Wednesday, May 25, 2011

MySQL Database cleaner 1.0 released

If you ever, and I think many of use DBAs have, been in the situation where you are stuck with data in the database that isn't used and isn't accessed, data which may consist of rows that are no longer used, data rows that aren't references, because you don't use FOREIGN KEYs or they weren't applicable in this case. Or data that was once used, but no longer is.

And in many cases, this data is tucked in among your other good rows of data :-( One way of cleaning up the database in a case like this is to run standard DELETE statements, but there are a few issues with this:
  • You may be accessing a lot of data, so this may take a while.
  • You will be locking large amount of data for this.
  • The join statement to get the data that is no longer used and / or no longer referenced is complex.
  • There is no really good way to split this DELETE in smaller chunks, except using LIMIT, but if what takes a long time to execute if the complex join to find offending rows, this is not always useful.
What is needed is a cleaner. A program that can run a simple or complex SELECT statement to find identifiers of the data you want to delete, and as this is a SELECT, we will have less issues with long running transactions and database locking. And the the IDs gotten from this SELECT is used to DELETE the rows we want to delete, based on the PRIMARY KEY to make it fast and to minimize the time we lock things.
In addition, we would prefer the DELETE to run in multiple threads and for the program to be very configurable. Well, here is the fix for you: mycleaner. MyCleaner is a program that does just this. It is not very complex, but useful.
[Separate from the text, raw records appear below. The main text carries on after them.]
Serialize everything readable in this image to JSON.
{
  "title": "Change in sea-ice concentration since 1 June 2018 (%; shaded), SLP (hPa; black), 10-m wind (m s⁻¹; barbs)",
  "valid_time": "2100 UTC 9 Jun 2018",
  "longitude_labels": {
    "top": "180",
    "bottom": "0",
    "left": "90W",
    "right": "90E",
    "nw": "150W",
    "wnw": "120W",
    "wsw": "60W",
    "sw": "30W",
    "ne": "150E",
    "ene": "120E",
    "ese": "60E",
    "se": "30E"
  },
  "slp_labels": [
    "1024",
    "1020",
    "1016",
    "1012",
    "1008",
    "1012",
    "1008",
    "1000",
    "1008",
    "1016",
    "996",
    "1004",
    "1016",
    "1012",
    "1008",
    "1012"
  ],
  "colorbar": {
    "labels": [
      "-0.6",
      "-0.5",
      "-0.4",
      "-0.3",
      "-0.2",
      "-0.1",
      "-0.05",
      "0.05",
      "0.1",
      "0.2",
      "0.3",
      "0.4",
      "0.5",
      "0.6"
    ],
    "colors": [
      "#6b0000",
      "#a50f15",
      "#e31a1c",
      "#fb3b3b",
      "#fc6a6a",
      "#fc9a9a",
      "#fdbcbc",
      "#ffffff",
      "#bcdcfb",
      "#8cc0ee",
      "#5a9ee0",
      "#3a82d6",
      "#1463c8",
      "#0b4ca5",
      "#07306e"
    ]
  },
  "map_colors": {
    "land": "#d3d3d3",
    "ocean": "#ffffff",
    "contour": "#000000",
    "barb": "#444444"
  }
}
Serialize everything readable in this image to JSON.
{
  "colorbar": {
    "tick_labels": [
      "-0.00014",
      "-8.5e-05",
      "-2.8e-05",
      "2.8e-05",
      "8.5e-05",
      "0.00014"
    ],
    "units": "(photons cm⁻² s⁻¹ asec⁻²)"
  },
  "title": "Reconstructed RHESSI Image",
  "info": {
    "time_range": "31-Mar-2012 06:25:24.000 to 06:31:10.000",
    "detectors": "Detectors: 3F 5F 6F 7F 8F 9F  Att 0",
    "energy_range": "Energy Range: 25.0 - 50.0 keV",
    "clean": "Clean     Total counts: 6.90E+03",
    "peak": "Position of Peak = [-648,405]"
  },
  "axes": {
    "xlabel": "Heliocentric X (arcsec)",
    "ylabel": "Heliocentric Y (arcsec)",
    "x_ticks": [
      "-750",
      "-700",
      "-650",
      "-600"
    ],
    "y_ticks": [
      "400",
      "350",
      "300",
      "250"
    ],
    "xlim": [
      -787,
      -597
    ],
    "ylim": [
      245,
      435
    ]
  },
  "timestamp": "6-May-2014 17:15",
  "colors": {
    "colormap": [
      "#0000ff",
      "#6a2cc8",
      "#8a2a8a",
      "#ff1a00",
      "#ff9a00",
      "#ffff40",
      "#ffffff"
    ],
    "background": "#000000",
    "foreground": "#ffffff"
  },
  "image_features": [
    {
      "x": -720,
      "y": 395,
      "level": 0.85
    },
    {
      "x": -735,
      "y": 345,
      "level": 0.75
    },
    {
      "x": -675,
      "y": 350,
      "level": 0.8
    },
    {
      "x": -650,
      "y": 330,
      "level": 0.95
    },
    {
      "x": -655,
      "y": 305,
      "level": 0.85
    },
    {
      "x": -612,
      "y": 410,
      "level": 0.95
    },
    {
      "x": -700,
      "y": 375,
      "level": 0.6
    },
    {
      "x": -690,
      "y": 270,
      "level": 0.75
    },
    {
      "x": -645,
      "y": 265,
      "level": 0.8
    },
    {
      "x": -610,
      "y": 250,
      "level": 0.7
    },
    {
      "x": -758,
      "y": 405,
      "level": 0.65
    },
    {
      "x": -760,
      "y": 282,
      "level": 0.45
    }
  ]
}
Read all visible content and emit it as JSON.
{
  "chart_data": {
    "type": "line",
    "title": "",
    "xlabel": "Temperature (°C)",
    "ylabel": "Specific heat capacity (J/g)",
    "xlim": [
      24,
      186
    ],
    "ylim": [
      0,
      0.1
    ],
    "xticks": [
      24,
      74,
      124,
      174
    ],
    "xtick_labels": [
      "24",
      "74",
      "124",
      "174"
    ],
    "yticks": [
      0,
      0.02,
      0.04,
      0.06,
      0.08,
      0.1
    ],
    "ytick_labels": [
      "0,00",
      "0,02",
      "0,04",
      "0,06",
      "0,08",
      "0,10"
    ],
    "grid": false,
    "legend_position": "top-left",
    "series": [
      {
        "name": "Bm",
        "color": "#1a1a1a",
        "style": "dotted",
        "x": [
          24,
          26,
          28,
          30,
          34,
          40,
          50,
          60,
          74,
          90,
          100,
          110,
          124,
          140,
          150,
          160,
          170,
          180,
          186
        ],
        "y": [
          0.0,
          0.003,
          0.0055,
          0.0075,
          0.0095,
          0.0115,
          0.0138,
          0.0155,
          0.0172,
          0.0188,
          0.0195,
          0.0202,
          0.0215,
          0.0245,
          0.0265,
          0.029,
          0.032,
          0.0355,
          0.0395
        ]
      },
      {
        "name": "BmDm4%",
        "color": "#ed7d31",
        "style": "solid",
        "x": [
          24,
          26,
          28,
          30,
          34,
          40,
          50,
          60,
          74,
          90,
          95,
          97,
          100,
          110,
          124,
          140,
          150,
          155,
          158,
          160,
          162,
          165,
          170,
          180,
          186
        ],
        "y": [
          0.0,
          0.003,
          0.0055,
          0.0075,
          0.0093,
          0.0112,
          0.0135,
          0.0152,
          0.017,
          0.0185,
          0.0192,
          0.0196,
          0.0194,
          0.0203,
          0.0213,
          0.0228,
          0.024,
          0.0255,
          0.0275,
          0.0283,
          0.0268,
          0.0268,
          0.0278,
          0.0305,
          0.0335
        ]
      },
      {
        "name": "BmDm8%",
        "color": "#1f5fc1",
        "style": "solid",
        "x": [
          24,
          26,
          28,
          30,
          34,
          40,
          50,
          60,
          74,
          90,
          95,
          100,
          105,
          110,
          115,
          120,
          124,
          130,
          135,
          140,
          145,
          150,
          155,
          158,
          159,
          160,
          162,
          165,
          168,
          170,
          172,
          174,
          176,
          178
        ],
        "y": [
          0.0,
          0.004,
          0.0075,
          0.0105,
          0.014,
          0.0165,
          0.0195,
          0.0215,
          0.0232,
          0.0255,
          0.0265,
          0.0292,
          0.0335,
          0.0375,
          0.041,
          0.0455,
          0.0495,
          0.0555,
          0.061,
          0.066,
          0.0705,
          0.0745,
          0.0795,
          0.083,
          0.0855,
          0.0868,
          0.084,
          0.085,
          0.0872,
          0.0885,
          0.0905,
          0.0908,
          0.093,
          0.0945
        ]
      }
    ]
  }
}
Before I point you to the download location, I have one thing that is on the TODO list but which is not yet fixed: MyCleaner only works with integer numeric keys (INT, SMALLINT, BIGINT etc). If you are find with this and have a need to clean your data, give MyCleaner a try, it 's GPL Open Source and is ready for download from sourceforge here.

Ideas for improvement, code contributes etc are welcome. And yes, there is also documentation, not the most comprehensive of documentation, but it is there.

/Karlsson

2 comments:

Anonymous said...

From reading the PDF file included with the program download, I think this is a great program. We do the cleaning in a similar way but use shell scripts for this.

Here are some features I was looking to add to my shell scripts, but maybe could be instead incorporated into this program:
1) Modify batch size and commit-interval at run time to adjust for the load on live database system on as needed basis.
2) Support not only deletes, but also updates. At times we need to process lots of updates in a similar fashion. New values for specific columns and primary key could be loaded into a staging table and the cleaner program could do the rest of the magic.
3) Down the road make this program support multiple RDBMSs.

Anonymous said...

For feature request 1, also add a sleep option in milliseconds or microseconds in between rounds and/or commits.